The move from European football's governing body is designed to make the Europa League a more attractive proposition for clubs battling busy domestic schedules.
It is understood that Europa League winners and Champions League winners will no longer take one of the places assigned to their domestic leagues if they finish outside of the Champions League qualifying spots.
That means England could have five Champions League places from 2015-16 if one of its clubs lifts the Europa League in 2015 and finishes outside the top four.
But five places would be a maximum, so in the unlikely event of two clubs from the same country winning the Champions League and Europa League, yet both finishing outside of the domestic qualifying spot, the side finishing fourth would miss out.
Under the changes the Europa League winner will usually qualify directly for the group phase of the Champions League, although under some circumstances they may have to go into the final qualifying round.
UEFA general secretary Gianni Infantino also revealed that 16 teams rather than the current six will qualify directly for the group stages of the Europa League to help boost its prestige and lure to sponsors.

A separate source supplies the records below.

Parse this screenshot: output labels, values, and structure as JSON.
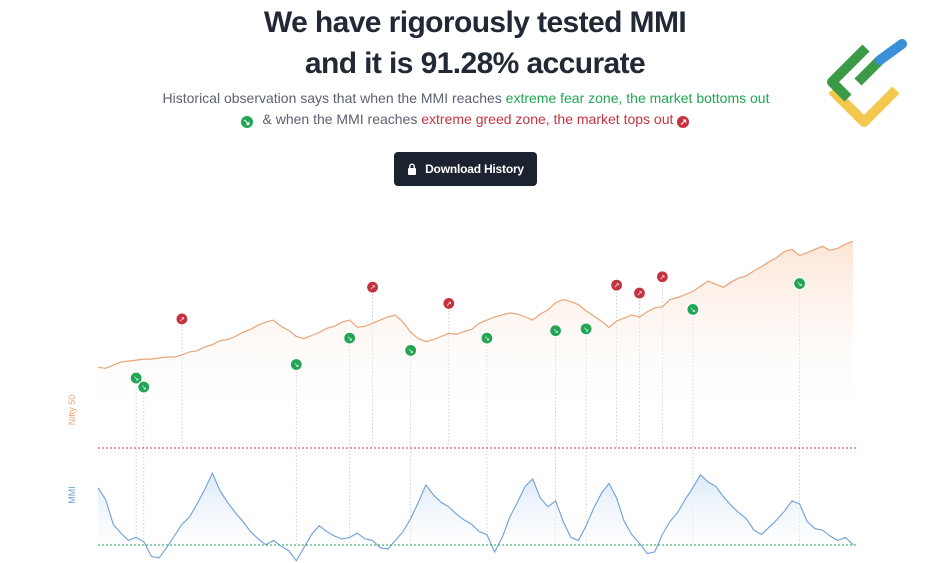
{
  "header": {
    "line1": "We have rigorously tested MMI",
    "line2": "and it is 91.28% accurate"
  },
  "subtitle": {
    "part1": "Historical observation says that when the MMI reaches ",
    "fear_zone": "extreme fear zone, the market bottoms out",
    "part2": " & when the MMI reaches ",
    "greed_zone": "extreme greed zone, the market tops out"
  },
  "download_button": {
    "label": "Download History",
    "icon": "lock-icon"
  },
  "logo": {
    "icon": "brand-logo-icon",
    "colors": [
      "#3a9a48",
      "#f2c94c",
      "#3b8fd9"
    ]
  },
  "colors": {
    "nifty_line": "#e8a57a",
    "nifty_fill": "#fbe3d3",
    "mmi_line": "#6f9fd8",
    "mmi_fill": "#d9e8f7",
    "greed": "#c53340",
    "fear": "#22a554",
    "guide": "#bfc4cc"
  },
  "chart_data": {
    "type": "line",
    "series": [
      {
        "name": "Nifty 50",
        "values": [
          30,
          29,
          32,
          35,
          36,
          37,
          38,
          38,
          39,
          40,
          40,
          42,
          45,
          46,
          50,
          52,
          56,
          57,
          60,
          64,
          67,
          71,
          74,
          76,
          70,
          66,
          60,
          58,
          61,
          64,
          68,
          70,
          74,
          76,
          69,
          70,
          73,
          76,
          79,
          81,
          74,
          64,
          58,
          55,
          57,
          60,
          63,
          62,
          65,
          67,
          73,
          76,
          79,
          81,
          83,
          82,
          79,
          76,
          82,
          86,
          93,
          96,
          94,
          91,
          85,
          80,
          75,
          69,
          75,
          78,
          81,
          79,
          84,
          88,
          89,
          96,
          98,
          101,
          104,
          109,
          114,
          111,
          108,
          113,
          117,
          119,
          124,
          128,
          133,
          137,
          143,
          145,
          139,
          142,
          145,
          148,
          144,
          146,
          150,
          153
        ]
      },
      {
        "name": "MMI",
        "values": [
          70,
          62,
          45,
          39,
          34,
          36,
          33,
          23,
          22,
          29,
          37,
          45,
          50,
          59,
          69,
          80,
          68,
          60,
          53,
          47,
          40,
          35,
          31,
          34,
          30,
          27,
          20,
          29,
          38,
          44,
          40,
          37,
          35,
          36,
          39,
          35,
          34,
          29,
          28,
          34,
          40,
          49,
          60,
          72,
          65,
          60,
          57,
          52,
          48,
          45,
          40,
          38,
          26,
          36,
          50,
          60,
          71,
          76,
          63,
          57,
          61,
          47,
          36,
          34,
          44,
          56,
          66,
          73,
          63,
          47,
          38,
          32,
          25,
          26,
          38,
          47,
          53,
          62,
          70,
          79,
          74,
          71,
          64,
          58,
          53,
          49,
          41,
          38,
          43,
          48,
          54,
          61,
          59,
          47,
          42,
          41,
          37,
          34,
          36,
          31
        ]
      }
    ],
    "y_axis_labels": [
      "Nifty 50",
      "MMI"
    ],
    "reference_lines": [
      "extreme greed zone",
      "extreme fear zone"
    ],
    "markers": [
      {
        "type": "fear",
        "index": 5
      },
      {
        "type": "fear",
        "index": 6
      },
      {
        "type": "greed",
        "index": 11
      },
      {
        "type": "fear",
        "index": 26
      },
      {
        "type": "fear",
        "index": 33
      },
      {
        "type": "greed",
        "index": 36
      },
      {
        "type": "fear",
        "index": 41
      },
      {
        "type": "greed",
        "index": 46
      },
      {
        "type": "fear",
        "index": 51
      },
      {
        "type": "fear",
        "index": 60
      },
      {
        "type": "fear",
        "index": 64
      },
      {
        "type": "greed",
        "index": 68
      },
      {
        "type": "greed",
        "index": 71
      },
      {
        "type": "greed",
        "index": 74
      },
      {
        "type": "fear",
        "index": 78
      },
      {
        "type": "fear",
        "index": 92
      }
    ],
    "grid": false
  }
}
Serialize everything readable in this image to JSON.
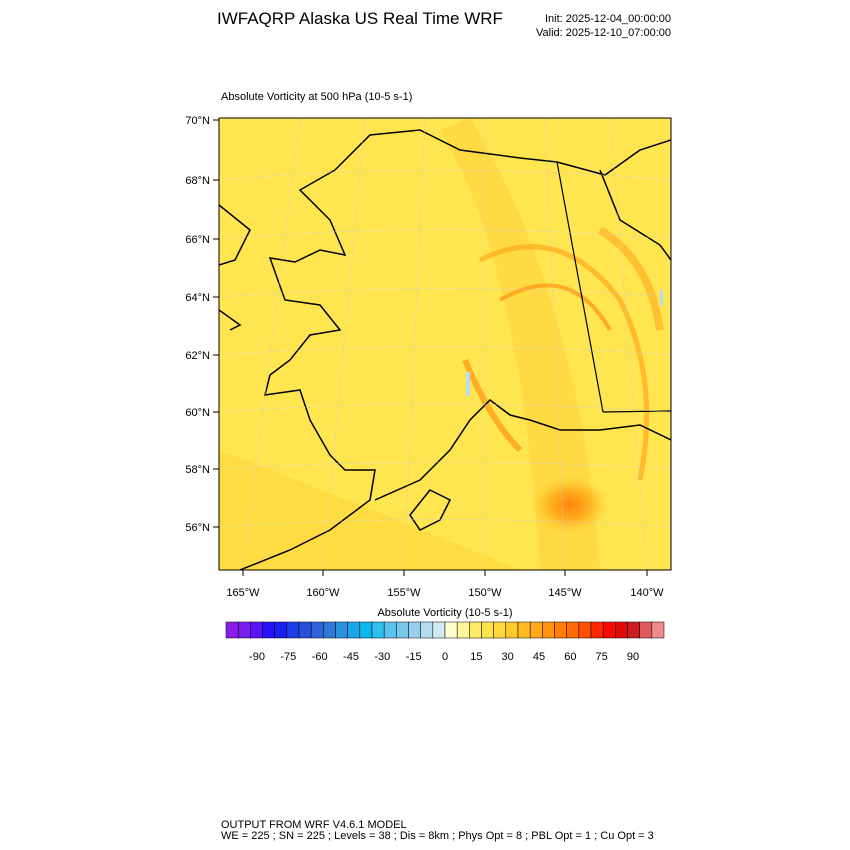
{
  "header": {
    "title": "IWFAQRP Alaska US Real Time WRF",
    "init": "Init: 2025-12-04_00:00:00",
    "valid": "Valid: 2025-12-10_07:00:00"
  },
  "map": {
    "title": "Absolute Vorticity at 500 hPa   (10-5 s-1)",
    "lat_labels": [
      "70°N",
      "68°N",
      "66°N",
      "64°N",
      "62°N",
      "60°N",
      "58°N",
      "56°N"
    ],
    "lon_labels": [
      "165°W",
      "160°W",
      "155°W",
      "150°W",
      "145°W",
      "140°W"
    ]
  },
  "legend": {
    "title": "Absolute Vorticity  (10-5 s-1)",
    "labels": [
      "-90",
      "-75",
      "-60",
      "-45",
      "-30",
      "-15",
      "0",
      "15",
      "30",
      "45",
      "60",
      "75",
      "90"
    ],
    "colors": [
      "#8a1ee8",
      "#7a1ef0",
      "#5a14f5",
      "#2a10f8",
      "#1a20f0",
      "#1e3ce8",
      "#2850e0",
      "#2f64dc",
      "#2f7ad8",
      "#2a90e0",
      "#1aa6ec",
      "#0ab8f0",
      "#30c0f0",
      "#5ac4ee",
      "#78c8ec",
      "#96d0ec",
      "#b4dcf0",
      "#d2eaf4",
      "#fffcd0",
      "#fff59c",
      "#ffeb6a",
      "#ffe34c",
      "#ffd83a",
      "#ffca2c",
      "#ffba20",
      "#ffa818",
      "#ff9410",
      "#ff7e08",
      "#ff6a04",
      "#ff5000",
      "#ff2800",
      "#f80a00",
      "#e00a0a",
      "#cc1e1e",
      "#e05a5a",
      "#f08c8c"
    ]
  },
  "footer": {
    "line1": "OUTPUT FROM WRF V4.6.1 MODEL",
    "line2": "WE = 225 ; SN = 225 ; Levels = 38 ; Dis = 8km ; Phys Opt = 8 ; PBL Opt = 1 ; Cu Opt = 3"
  }
}
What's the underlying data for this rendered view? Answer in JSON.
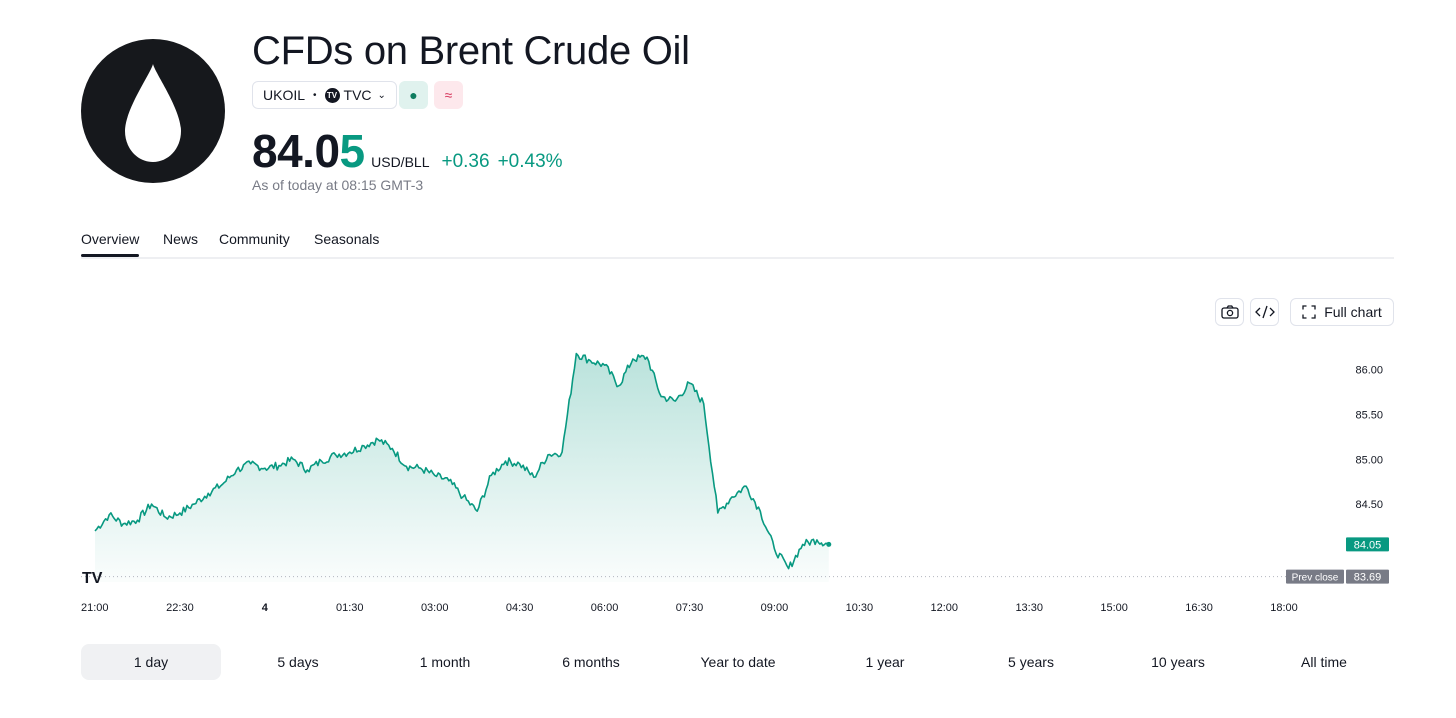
{
  "header": {
    "title": "CFDs on Brent Crude Oil",
    "logo_icon": "oil-drop-icon",
    "symbol": "UKOIL",
    "separator": "•",
    "exchange_logo": "TV",
    "exchange": "TVC",
    "market_status_icon": "●",
    "indicator_icon": "≈",
    "price_main": "84.0",
    "price_last_digit": "5",
    "currency": "USD/BLL",
    "change_abs": "+0.36",
    "change_pct": "+0.43%",
    "as_of": "As of today at 08:15 GMT-3",
    "accent_color": "#089981"
  },
  "tabs": [
    {
      "label": "Overview",
      "active": true
    },
    {
      "label": "News",
      "active": false
    },
    {
      "label": "Community",
      "active": false
    },
    {
      "label": "Seasonals",
      "active": false
    }
  ],
  "toolbar": {
    "full_chart_label": "Full chart",
    "snapshot_icon": "camera-icon",
    "embed_icon": "code-icon",
    "fullscreen_icon": "fullscreen-icon"
  },
  "range_buttons": [
    {
      "label": "1 day",
      "active": true
    },
    {
      "label": "5 days",
      "active": false
    },
    {
      "label": "1 month",
      "active": false
    },
    {
      "label": "6 months",
      "active": false
    },
    {
      "label": "Year to date",
      "active": false
    },
    {
      "label": "1 year",
      "active": false
    },
    {
      "label": "5 years",
      "active": false
    },
    {
      "label": "10 years",
      "active": false
    },
    {
      "label": "All time",
      "active": false
    }
  ],
  "chart_data": {
    "type": "area",
    "title": "",
    "xlabel": "",
    "ylabel": "",
    "x_ticks": [
      "21:00",
      "22:30",
      "4",
      "01:30",
      "03:00",
      "04:30",
      "06:00",
      "07:30",
      "09:00",
      "10:30",
      "12:00",
      "13:30",
      "15:00",
      "16:30",
      "18:00"
    ],
    "x_tick_hours": [
      0,
      1.5,
      3,
      4.5,
      6,
      7.5,
      9,
      10.5,
      12,
      13.5,
      15,
      16.5,
      18,
      19.5,
      21
    ],
    "y_ticks": [
      "86.00",
      "85.50",
      "85.00",
      "84.50"
    ],
    "y_tick_values": [
      86.0,
      85.5,
      85.0,
      84.5
    ],
    "ylim": [
      83.63,
      86.22
    ],
    "xlim_hours": [
      0,
      21
    ],
    "grid": false,
    "series": [
      {
        "color": "#089981",
        "x_hours": [
          0,
          0.25,
          0.5,
          0.75,
          1.0,
          1.25,
          1.5,
          1.75,
          2.0,
          2.25,
          2.5,
          2.75,
          3.0,
          3.25,
          3.5,
          3.75,
          4.0,
          4.25,
          4.5,
          4.75,
          5.0,
          5.25,
          5.5,
          5.75,
          6.0,
          6.25,
          6.5,
          6.75,
          7.0,
          7.25,
          7.5,
          7.75,
          8.0,
          8.25,
          8.5,
          8.75,
          9.0,
          9.25,
          9.5,
          9.75,
          10.0,
          10.25,
          10.5,
          10.75,
          11.0,
          11.25,
          11.5,
          11.75,
          12.0,
          12.25,
          12.5,
          12.75,
          12.96
        ],
        "values": [
          84.2,
          84.38,
          84.28,
          84.32,
          84.5,
          84.35,
          84.4,
          84.5,
          84.62,
          84.72,
          84.88,
          84.95,
          84.9,
          84.93,
          85.0,
          84.88,
          84.98,
          85.05,
          85.08,
          85.15,
          85.22,
          85.12,
          84.92,
          84.9,
          84.82,
          84.76,
          84.58,
          84.42,
          84.82,
          84.98,
          84.95,
          84.8,
          85.05,
          85.08,
          86.18,
          86.1,
          86.05,
          85.82,
          86.12,
          86.14,
          85.7,
          85.65,
          85.85,
          85.62,
          84.4,
          84.58,
          84.7,
          84.42,
          84.0,
          83.78,
          84.05,
          84.1,
          84.05
        ]
      }
    ],
    "last_price_label": "84.05",
    "prev_close_label": "Prev close",
    "prev_close_value": "83.69",
    "prev_close": 83.69,
    "watermark": "TV"
  }
}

A UEFA statement said: "The Europa League winners could even gain direct access to the group stage, should the Champions League title-holders also qualify via their domestic league, thus freeing up a place in the Champions League group stage.
"As an effect of the Europa League winners qualifying for the Champions League, the current limit of a maximum four teams per association will be increased to five.
"Further changes were made to the access list, whereby, in principle, all associations will now have a maximum three teams entering the Europa League."